St. Peter (currently known as Stade Santander International for sponsorship reasons) is a rugby ground in Saint Peter, Jersey and is home to Jersey RFC, who play in the Regional 1 South Central, the fifth level of the Rugby Football Union's league pyramid. The ground is located within walking distance of Jersey Airport. The ground also hosted the now defunct professional Jersey Reds' Siam Cup games against Guernsey every 2 years.

== Developments ==
Due to Jersey's relatively quick rise through the leagues, the St. Peter ground has had to undergo redevelopments quickly. In order to prepare for promotion to National League 1 in 2011, Jersey applied for planning permission for floodlights to be erected on the ground. Jersey had previously received a grant to erect floodlights on the nearby training pitch in 2007. Floodlights are a mandatory requirement for clubs in National League 1. This came a year after the opening of the Lord Jersey Stand and a new pavilion by William Villiers, 10th Earl of Jersey and the Lieutenant Governor of Jersey, Andrew Ridgway to go with their clubhouse. They were built mainly to grant better facilities for spectators.
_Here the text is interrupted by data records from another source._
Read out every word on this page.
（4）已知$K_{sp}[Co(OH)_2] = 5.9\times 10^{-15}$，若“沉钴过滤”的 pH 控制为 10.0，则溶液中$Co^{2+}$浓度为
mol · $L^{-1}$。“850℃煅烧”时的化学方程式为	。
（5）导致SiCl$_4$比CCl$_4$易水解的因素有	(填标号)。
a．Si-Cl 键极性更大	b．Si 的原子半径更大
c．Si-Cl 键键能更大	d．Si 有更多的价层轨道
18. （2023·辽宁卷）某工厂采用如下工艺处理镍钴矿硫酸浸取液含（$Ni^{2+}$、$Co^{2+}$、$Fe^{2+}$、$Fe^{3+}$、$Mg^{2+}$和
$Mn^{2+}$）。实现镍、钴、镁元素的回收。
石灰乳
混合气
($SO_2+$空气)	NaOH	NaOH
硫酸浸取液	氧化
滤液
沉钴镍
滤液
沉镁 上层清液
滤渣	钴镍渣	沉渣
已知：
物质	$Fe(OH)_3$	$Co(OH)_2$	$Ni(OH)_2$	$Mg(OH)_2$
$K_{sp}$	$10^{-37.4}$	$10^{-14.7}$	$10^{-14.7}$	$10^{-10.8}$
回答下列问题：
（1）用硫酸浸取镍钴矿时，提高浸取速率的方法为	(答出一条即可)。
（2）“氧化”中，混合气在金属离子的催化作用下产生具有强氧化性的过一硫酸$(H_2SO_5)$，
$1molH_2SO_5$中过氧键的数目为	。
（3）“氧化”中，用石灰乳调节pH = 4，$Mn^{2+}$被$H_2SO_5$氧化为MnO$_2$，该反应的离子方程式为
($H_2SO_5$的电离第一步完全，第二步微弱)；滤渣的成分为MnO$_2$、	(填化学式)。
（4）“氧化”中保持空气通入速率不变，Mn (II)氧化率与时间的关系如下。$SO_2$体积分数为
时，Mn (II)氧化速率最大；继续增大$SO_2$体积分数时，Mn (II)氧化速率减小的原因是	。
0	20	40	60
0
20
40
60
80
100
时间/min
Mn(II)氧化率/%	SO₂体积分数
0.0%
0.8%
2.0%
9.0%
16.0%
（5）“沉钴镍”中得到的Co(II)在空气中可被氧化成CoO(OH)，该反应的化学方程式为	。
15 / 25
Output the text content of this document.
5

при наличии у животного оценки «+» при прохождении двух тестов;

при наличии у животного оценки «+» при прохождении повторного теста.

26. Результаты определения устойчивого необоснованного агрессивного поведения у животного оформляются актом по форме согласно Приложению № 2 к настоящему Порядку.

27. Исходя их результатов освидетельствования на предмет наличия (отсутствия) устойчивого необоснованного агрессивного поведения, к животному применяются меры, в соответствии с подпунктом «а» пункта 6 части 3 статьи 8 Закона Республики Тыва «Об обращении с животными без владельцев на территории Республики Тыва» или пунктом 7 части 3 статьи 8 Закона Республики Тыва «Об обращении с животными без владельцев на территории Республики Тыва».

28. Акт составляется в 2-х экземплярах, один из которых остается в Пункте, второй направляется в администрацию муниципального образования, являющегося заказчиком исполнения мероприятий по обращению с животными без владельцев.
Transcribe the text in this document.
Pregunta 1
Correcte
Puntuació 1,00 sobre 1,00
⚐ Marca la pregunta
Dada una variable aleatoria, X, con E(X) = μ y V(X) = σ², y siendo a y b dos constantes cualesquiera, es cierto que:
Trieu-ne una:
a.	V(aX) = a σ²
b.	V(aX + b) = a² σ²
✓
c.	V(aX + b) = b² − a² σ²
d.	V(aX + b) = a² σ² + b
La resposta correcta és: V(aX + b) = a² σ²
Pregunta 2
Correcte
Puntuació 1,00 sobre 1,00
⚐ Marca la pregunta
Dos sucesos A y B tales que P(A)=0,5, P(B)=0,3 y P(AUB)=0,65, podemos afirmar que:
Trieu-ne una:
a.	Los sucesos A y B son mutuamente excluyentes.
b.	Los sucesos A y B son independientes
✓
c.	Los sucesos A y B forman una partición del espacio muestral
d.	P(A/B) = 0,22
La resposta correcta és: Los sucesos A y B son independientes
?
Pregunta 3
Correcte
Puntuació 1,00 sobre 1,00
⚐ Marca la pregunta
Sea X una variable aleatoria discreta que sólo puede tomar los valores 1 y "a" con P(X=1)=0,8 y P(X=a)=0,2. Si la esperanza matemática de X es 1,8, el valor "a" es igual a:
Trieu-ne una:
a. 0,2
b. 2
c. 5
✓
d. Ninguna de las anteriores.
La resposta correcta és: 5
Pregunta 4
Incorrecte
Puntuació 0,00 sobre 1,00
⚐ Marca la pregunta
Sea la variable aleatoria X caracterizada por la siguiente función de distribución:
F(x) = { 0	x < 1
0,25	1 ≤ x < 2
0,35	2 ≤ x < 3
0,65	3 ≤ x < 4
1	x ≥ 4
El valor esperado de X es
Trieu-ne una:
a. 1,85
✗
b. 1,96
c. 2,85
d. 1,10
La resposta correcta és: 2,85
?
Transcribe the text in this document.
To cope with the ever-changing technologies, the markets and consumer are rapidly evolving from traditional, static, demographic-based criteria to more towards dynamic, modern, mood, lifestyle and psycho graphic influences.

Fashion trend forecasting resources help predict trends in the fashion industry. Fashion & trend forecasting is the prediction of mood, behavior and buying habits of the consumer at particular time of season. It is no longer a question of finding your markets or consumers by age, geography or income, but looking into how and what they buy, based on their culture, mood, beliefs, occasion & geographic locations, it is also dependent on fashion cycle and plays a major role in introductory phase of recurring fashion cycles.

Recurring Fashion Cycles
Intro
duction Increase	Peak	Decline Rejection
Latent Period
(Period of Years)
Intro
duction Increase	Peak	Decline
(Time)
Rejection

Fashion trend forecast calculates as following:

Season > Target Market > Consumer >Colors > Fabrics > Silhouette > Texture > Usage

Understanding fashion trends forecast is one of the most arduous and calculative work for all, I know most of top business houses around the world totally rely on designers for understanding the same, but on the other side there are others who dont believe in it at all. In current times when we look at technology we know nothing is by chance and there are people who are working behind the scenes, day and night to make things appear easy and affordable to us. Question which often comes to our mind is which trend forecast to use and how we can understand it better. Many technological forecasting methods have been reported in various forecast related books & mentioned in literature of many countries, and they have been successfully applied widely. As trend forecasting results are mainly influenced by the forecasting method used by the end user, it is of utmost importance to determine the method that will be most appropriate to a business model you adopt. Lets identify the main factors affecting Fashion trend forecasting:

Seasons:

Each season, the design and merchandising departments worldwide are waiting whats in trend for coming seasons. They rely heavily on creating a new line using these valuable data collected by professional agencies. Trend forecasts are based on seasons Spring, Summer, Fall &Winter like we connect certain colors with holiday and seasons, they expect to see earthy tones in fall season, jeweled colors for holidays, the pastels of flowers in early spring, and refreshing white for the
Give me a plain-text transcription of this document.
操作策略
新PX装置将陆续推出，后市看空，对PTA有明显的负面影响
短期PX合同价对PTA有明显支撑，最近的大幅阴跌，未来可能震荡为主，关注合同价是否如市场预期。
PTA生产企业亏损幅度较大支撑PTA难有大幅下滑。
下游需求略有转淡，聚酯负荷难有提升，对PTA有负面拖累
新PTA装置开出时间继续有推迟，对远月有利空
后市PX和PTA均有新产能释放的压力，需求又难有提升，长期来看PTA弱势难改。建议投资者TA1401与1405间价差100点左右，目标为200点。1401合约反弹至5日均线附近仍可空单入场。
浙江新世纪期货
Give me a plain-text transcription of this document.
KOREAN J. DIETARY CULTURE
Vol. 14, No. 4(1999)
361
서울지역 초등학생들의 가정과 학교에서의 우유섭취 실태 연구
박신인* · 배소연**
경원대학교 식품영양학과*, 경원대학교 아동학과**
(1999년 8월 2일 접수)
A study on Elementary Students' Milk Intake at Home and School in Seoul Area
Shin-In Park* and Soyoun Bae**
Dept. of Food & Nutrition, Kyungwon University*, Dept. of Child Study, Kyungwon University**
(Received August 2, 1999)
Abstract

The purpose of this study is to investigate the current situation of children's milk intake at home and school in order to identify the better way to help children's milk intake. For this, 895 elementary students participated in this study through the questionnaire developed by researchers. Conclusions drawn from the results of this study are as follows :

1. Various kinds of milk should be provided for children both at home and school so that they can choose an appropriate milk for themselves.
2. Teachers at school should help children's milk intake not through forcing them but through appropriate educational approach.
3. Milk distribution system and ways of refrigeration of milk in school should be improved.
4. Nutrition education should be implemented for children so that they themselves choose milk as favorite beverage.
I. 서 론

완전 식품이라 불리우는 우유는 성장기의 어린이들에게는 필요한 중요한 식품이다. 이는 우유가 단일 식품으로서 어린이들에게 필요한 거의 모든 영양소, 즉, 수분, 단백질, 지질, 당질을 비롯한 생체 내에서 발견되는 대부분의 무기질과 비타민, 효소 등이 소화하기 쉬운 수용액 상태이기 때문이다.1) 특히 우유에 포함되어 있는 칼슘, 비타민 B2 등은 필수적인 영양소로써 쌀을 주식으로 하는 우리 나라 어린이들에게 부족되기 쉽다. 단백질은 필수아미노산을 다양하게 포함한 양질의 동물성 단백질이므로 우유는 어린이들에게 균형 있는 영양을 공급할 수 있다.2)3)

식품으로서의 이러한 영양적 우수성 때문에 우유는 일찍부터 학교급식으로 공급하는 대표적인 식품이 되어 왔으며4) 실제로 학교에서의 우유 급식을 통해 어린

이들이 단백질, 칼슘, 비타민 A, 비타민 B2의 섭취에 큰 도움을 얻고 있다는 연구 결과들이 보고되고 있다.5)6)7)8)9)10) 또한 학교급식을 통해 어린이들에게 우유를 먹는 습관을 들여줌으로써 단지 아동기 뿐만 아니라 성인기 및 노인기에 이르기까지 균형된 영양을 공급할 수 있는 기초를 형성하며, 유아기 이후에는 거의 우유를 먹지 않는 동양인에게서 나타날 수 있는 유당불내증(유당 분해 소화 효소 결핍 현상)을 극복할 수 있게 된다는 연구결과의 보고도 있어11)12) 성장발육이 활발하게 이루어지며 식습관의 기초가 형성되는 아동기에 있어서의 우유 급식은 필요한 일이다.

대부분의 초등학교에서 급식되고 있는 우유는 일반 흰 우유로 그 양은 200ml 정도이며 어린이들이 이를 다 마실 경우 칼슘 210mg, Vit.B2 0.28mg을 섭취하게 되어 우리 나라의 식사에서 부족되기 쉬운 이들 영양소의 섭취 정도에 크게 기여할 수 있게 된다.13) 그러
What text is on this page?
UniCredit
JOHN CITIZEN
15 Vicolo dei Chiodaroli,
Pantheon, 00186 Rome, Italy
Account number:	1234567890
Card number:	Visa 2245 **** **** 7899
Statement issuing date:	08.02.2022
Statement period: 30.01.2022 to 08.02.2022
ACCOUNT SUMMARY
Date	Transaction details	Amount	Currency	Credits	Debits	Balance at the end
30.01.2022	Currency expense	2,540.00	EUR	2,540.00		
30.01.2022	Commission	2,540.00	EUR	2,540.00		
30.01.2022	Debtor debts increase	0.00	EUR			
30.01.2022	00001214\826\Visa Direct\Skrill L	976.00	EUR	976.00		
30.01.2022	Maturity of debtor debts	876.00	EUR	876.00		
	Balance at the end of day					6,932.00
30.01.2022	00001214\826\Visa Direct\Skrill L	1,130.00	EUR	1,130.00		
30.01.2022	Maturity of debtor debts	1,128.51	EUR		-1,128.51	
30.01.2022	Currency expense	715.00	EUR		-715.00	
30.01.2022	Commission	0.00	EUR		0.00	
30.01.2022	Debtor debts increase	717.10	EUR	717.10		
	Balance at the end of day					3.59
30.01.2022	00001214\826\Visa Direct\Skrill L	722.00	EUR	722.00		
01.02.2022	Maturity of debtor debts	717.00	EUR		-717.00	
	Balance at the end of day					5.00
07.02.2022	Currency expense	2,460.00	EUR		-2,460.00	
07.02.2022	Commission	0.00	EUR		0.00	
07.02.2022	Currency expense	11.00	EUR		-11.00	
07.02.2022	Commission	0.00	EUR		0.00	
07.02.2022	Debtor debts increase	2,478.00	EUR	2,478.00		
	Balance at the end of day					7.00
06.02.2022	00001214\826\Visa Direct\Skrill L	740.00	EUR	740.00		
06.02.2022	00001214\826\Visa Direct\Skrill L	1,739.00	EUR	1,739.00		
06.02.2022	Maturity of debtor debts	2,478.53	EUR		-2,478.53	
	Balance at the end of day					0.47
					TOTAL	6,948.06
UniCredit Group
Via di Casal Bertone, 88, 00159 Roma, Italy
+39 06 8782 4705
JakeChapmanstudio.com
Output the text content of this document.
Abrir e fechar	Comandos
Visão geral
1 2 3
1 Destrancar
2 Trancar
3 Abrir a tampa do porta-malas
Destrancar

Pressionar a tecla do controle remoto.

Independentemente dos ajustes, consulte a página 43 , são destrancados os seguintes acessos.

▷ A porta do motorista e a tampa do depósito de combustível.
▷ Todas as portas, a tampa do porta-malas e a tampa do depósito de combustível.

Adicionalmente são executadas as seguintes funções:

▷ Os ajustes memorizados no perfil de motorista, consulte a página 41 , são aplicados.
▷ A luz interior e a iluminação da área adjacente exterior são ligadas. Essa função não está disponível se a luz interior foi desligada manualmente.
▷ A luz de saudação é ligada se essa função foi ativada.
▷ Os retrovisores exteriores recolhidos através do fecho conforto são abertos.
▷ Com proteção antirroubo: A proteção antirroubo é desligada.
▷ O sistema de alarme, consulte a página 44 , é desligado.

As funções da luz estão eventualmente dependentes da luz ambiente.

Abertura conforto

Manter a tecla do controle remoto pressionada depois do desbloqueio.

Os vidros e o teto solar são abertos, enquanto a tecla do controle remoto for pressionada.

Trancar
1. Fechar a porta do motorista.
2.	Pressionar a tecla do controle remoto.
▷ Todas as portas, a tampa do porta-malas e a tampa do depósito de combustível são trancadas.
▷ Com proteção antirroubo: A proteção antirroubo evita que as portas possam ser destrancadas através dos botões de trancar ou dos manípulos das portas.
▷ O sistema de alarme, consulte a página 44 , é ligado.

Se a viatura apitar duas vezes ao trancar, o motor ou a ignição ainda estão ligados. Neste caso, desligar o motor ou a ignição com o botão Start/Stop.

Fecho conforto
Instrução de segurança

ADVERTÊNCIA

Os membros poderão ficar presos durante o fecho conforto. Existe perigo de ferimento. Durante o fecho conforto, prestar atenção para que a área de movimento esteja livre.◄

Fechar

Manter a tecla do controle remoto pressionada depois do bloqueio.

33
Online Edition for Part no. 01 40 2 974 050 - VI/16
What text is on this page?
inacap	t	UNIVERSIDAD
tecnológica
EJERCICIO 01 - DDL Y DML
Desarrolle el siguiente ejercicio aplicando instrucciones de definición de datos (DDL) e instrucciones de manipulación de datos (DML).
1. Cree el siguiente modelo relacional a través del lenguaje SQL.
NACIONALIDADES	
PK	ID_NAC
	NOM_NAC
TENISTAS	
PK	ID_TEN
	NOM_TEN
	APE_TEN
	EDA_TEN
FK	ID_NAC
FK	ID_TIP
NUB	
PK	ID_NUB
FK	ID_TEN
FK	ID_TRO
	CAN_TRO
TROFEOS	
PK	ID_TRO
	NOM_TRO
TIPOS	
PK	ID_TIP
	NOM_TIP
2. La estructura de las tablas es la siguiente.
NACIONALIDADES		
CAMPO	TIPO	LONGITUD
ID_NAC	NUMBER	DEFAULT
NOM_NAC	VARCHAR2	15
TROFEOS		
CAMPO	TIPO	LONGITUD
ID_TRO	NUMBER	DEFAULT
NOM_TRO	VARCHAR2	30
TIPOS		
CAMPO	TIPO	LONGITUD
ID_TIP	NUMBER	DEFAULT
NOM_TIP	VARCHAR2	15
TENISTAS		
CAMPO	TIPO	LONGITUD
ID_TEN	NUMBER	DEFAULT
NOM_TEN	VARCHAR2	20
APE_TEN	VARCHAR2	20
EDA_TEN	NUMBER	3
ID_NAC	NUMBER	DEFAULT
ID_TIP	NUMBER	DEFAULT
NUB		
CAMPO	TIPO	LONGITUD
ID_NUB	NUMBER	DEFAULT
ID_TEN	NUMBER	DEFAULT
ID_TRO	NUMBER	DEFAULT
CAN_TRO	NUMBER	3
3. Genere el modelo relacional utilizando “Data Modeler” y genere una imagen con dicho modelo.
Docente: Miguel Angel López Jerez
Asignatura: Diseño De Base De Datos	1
In 2012, with Jersey closing in on promotion to the Championship, the club announced possible plans to build a new terrace as well as a gym and player accommodation. They averaged about 2,000 fans in 2011-12, which easily led the third-level National League 1, and frequently drew over 3,000 for big matches including a club record crowd of 3,648 for the 20-18 win over Rosslyn Park on 25 January 2012.

== History ==
The ground has seen a number of major events in Jersey's history. In 2010 it hosted Jersey's National League 3 South East play-off victory against Taunton R.F.C. Jersey then went on to win the final against Ampthill at Twickenham Stadium in London, England. The St Peter ground also hosted Jersey's matches against Old Albanian RFC and Shelford in 2011 that made sure that Jersey would reach the National League 2 South play-offs. The ground also hosted Jersey's National League 2 South play-off final victory against Loughborough Students RUFC.

However, arguably the two biggest events in Jersey's rugby history to date—their 37–13 win over Coventry that secured their promotion to the 2012–13 Championship, and their 41–31 win over Bedford Blues that saved them from relegation at the end of the 2013–14 Championship—did not take place on the island. The former match was played in Coventry, and the latter in Bedford.